Il est dommage, toutefois qu’aucun article ne soit consacré aux nombreux discours sur le « corps nègre » au temps de l’esclavage ; mais cette omission ne fait que refléter une lacune plus grande des sciences humaines sur cet épisode de l’histoire. Il est regrettable aussi, mais plus surprenant, qu’aucun article ne soit consacré spécifiquement au discours médical et policier sur les homosexuels. Bienvenue est en revanche l’importante place faite à l’imaginaire colonial, étant donné le rôle qu’il a joué et continue de jouer dans la production du racisme en France. Des articles, parmi les plus intéressants de la revue, sont ainsi consacrés à l’illustration populaire, au mythe du tirailleur sénégalais et au fantasme de la prostituée indigène, ainsi qu’à la persistance de l’imaginaire colonial dans les commentaires sportifs. Il faut enfin signaler deux remarquables analyses , très documentées, sur la préparation et l’accompagnement idéologique du génocide rwandais, dues à Jean-Paul Gouteux et à Frédéric Baillette.

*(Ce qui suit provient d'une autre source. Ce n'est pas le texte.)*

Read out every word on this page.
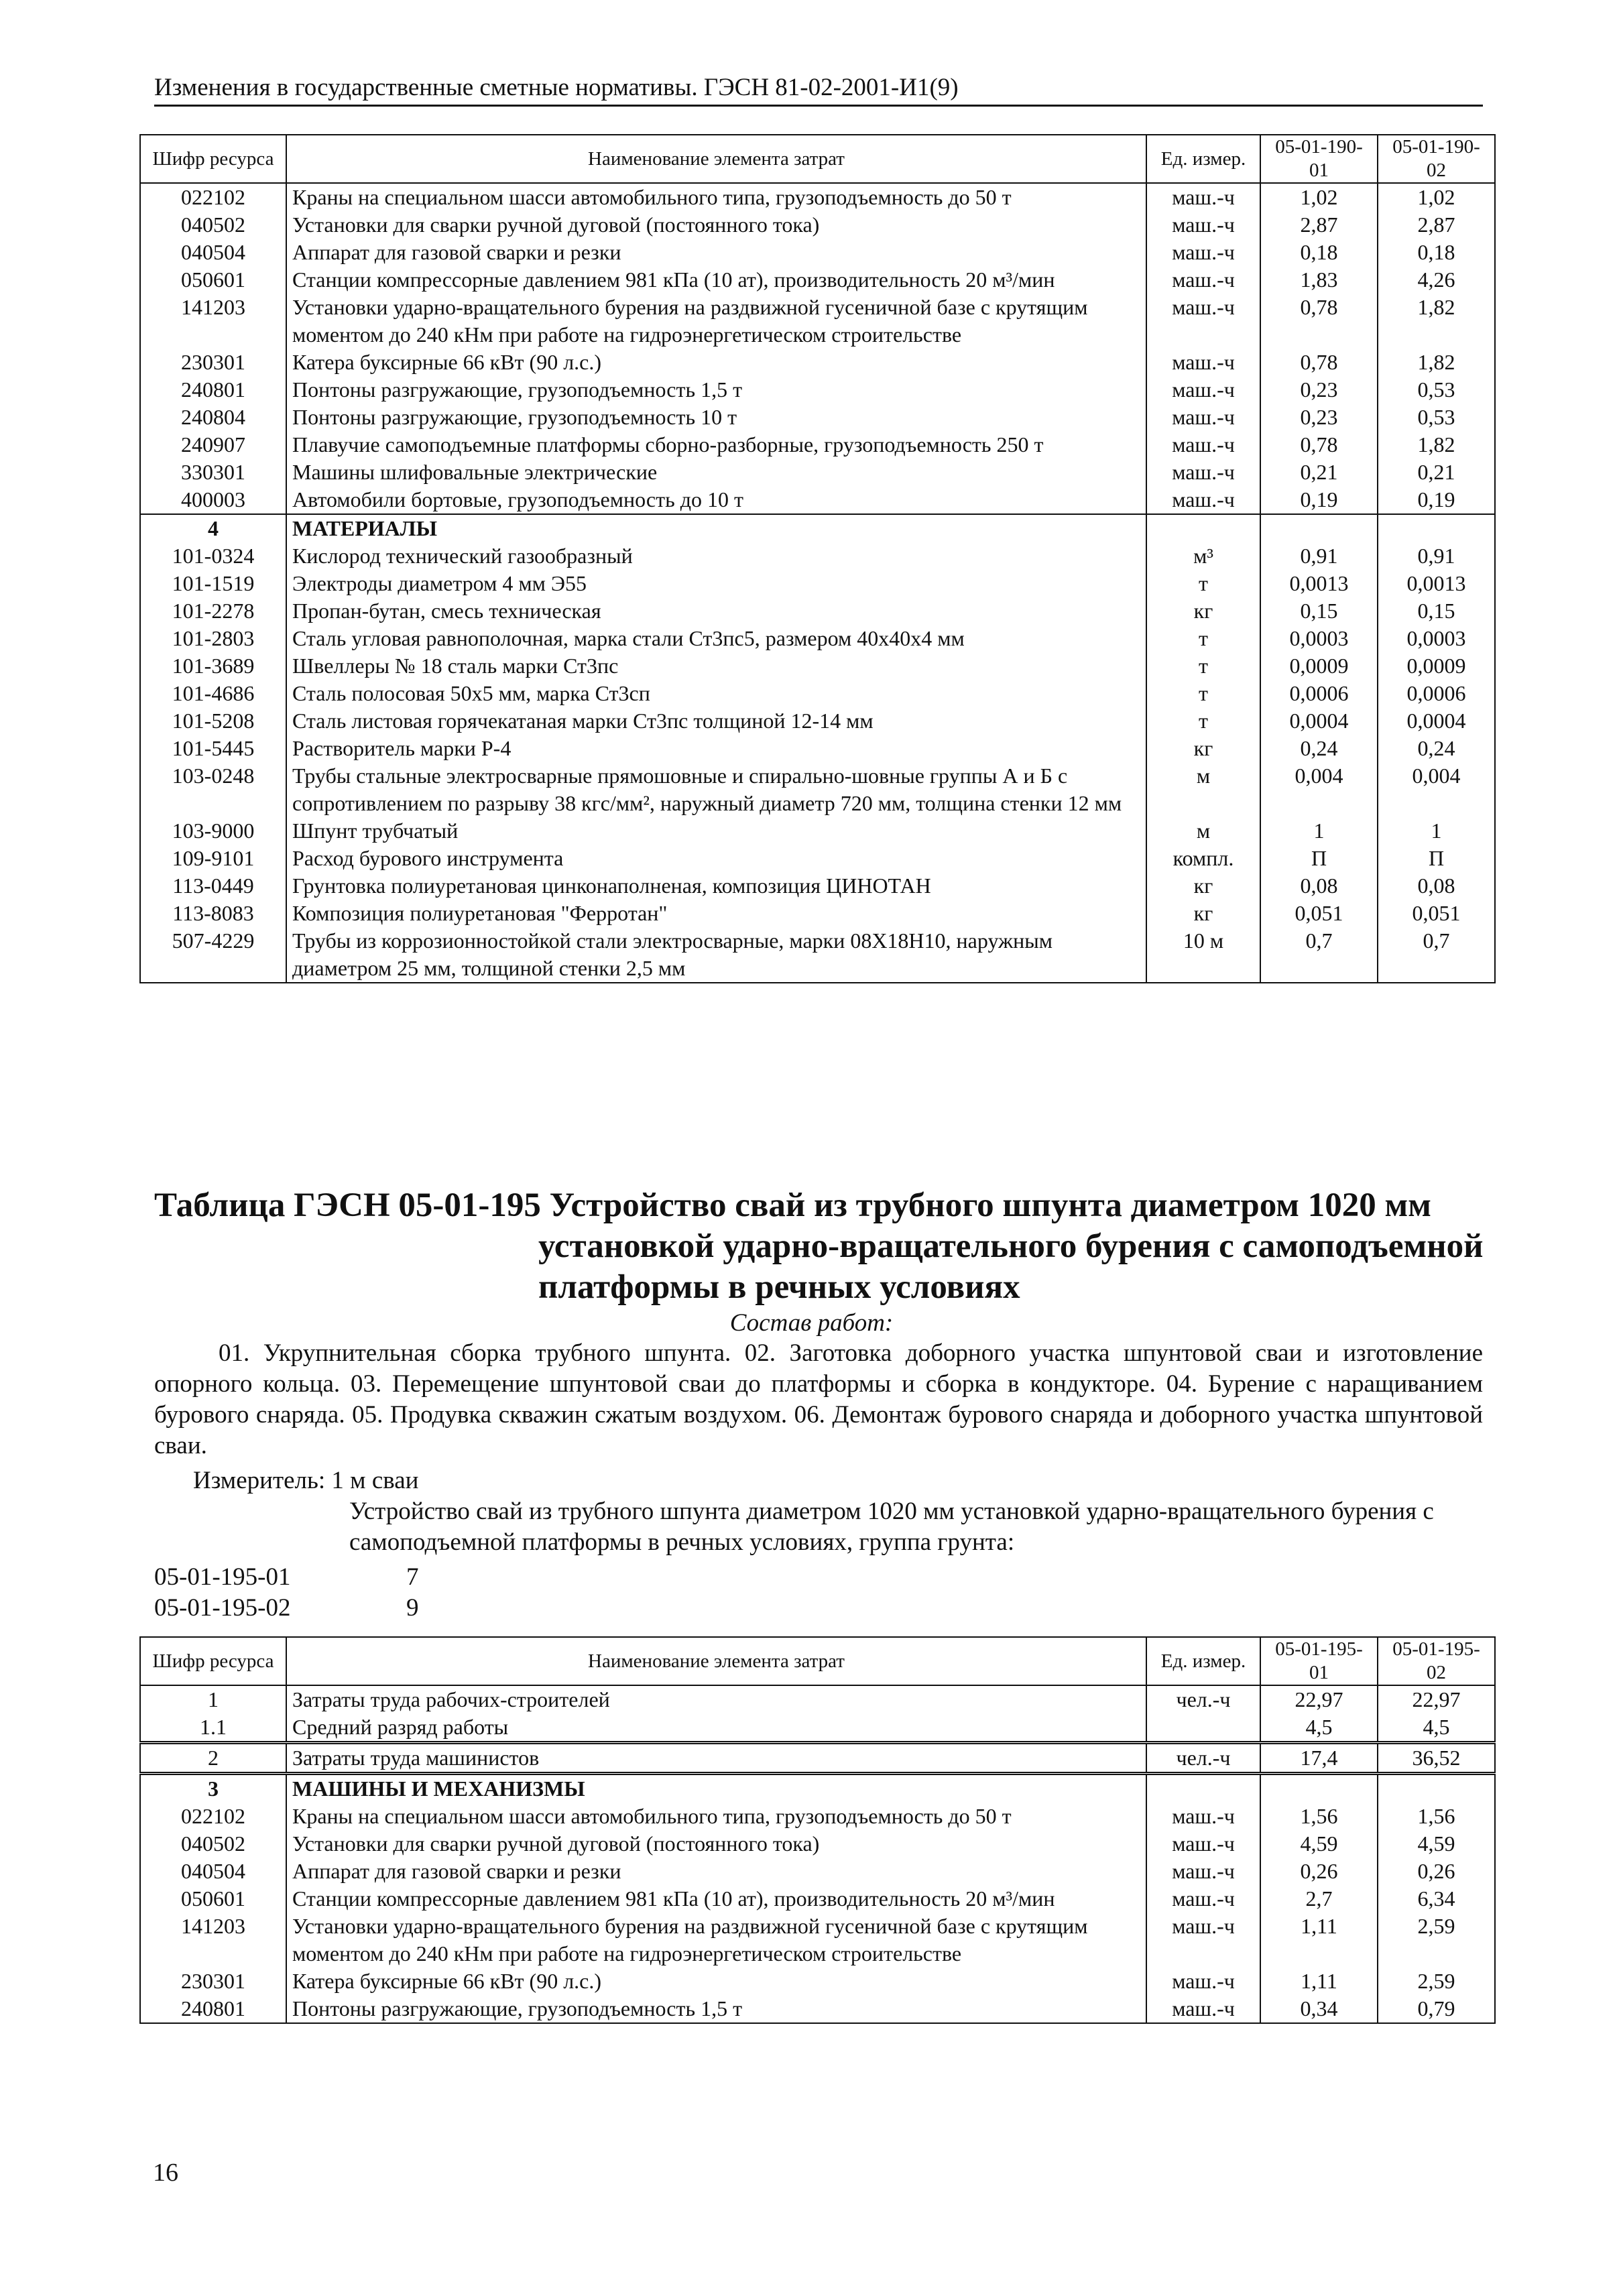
Изменения в государственные сметные нормативы. ГЭСН 81-02-2001-И1(9)
Шифр ресурса	Наименование элемента затрат	Ед. измер.	05-01-190-01	05-01-190-02
022102	Краны на специальном шасси автомобильного типа, грузоподъемность до 50 т	маш.-ч	1,02	1,02
040502	Установки для сварки ручной дуговой (постоянного тока)	маш.-ч	2,87	2,87
040504	Аппарат для газовой сварки и резки	маш.-ч	0,18	0,18
050601	Станции компрессорные давлением 981 кПа (10 ат), производительность 20 м³/мин	маш.-ч	1,83	4,26
141203	Установки ударно-вращательного бурения на раздвижной гусеничной базе с крутящим моментом до 240 кНм при работе на гидроэнергетическом строительстве	маш.-ч	0,78	1,82
230301	Катера буксирные 66 кВт (90 л.с.)	маш.-ч	0,78	1,82
240801	Понтоны разгружающие, грузоподъемность 1,5 т	маш.-ч	0,23	0,53
240804	Понтоны разгружающие, грузоподъемность 10 т	маш.-ч	0,23	0,53
240907	Плавучие самоподъемные платформы сборно-разборные, грузоподъемность 250 т	маш.-ч	0,78	1,82
330301	Машины шлифовальные электрические	маш.-ч	0,21	0,21
400003	Автомобили бортовые, грузоподъемность до 10 т	маш.-ч	0,19	0,19
4	МАТЕРИАЛЫ			
101-0324	Кислород технический газообразный	м³	0,91	0,91
101-1519	Электроды диаметром 4 мм Э55	т	0,0013	0,0013
101-2278	Пропан-бутан, смесь техническая	кг	0,15	0,15
101-2803	Сталь угловая равнополочная, марка стали Ст3пс5, размером 40х40х4 мм	т	0,0003	0,0003
101-3689	Швеллеры № 18 сталь марки Ст3пс	т	0,0009	0,0009
101-4686	Сталь полосовая 50х5 мм, марка Ст3сп	т	0,0006	0,0006
101-5208	Сталь листовая горячекатаная марки Ст3пс толщиной 12-14 мм	т	0,0004	0,0004
101-5445	Растворитель марки Р-4	кг	0,24	0,24
103-0248	Трубы стальные электросварные прямошовные и спирально-шовные группы А и Б с сопротивлением по разрыву 38 кгс/мм², наружный диаметр 720 мм, толщина стенки 12 мм	м	0,004	0,004
103-9000	Шпунт трубчатый	м	1	1
109-9101	Расход бурового инструмента	компл.	П	П
113-0449	Грунтовка полиуретановая цинконаполненая, композиция ЦИНОТАН	кг	0,08	0,08
113-8083	Композиция полиуретановая "Ферротан"	кг	0,051	0,051
507-4229	Трубы из коррозионностойкой стали электросварные, марки 08Х18Н10, наружным диаметром 25 мм, толщиной стенки 2,5 мм	10 м	0,7	0,7
Таблица ГЭСН 05-01-195 Устройство свай из трубного шпунта диаметром 1020 мм
установкой ударно-вращательного бурения с самоподъемной платформы в речных условиях
Состав работ:
01. Укрупнительная сборка трубного шпунта. 02. Заготовка доборного участка шпунтовой сваи и изготовление опорного кольца. 03. Перемещение шпунтовой сваи до платформы и сборка в кондукторе. 04. Бурение с наращиванием бурового снаряда. 05. Продувка скважин сжатым воздухом. 06. Демонтаж бурового снаряда и доборного участка шпунтовой сваи.
Измеритель: 1 м сваи
Устройство свай из трубного шпунта диаметром 1020 мм установкой ударно-вращательного бурения с самоподъемной платформы в речных условиях, группа грунта:
05-01-195-01	7
05-01-195-02	9
Шифр ресурса	Наименование элемента затрат	Ед. измер.	05-01-195-01	05-01-195-02
1	Затраты труда рабочих-строителей	чел.-ч	22,97	22,97
1.1	Средний разряд работы		4,5	4,5
2	Затраты труда машинистов	чел.-ч	17,4	36,52
3	МАШИНЫ И МЕХАНИЗМЫ			
022102	Краны на специальном шасси автомобильного типа, грузоподъемность до 50 т	маш.-ч	1,56	1,56
040502	Установки для сварки ручной дуговой (постоянного тока)	маш.-ч	4,59	4,59
040504	Аппарат для газовой сварки и резки	маш.-ч	0,26	0,26
050601	Станции компрессорные давлением 981 кПа (10 ат), производительность 20 м³/мин	маш.-ч	2,7	6,34
141203	Установки ударно-вращательного бурения на раздвижной гусеничной базе с крутящим моментом до 240 кНм при работе на гидроэнергетическом строительстве	маш.-ч	1,11	2,59
230301	Катера буксирные 66 кВт (90 л.с.)	маш.-ч	1,11	2,59
240801	Понтоны разгружающие, грузоподъемность 1,5 т	маш.-ч	0,34	0,79
16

Au-delà de leur diversité, ces études ont en commun un grand mérite : elles apportent un démenti à l’idée reçue selon laquelle la « peur de l’autre » n’est qu’un mécanisme naturel. Chacun des articles montre en effet, exemples édifiants à l’appui, que cette peur est toujours produite, et que cette production repose sur une prolifération d’artefacts culturels (images et discours). Une lecture qui se recommande à tous ceux voulant comprendre, pour les combattre, les ressorts de l’exclusion et de la violence politique."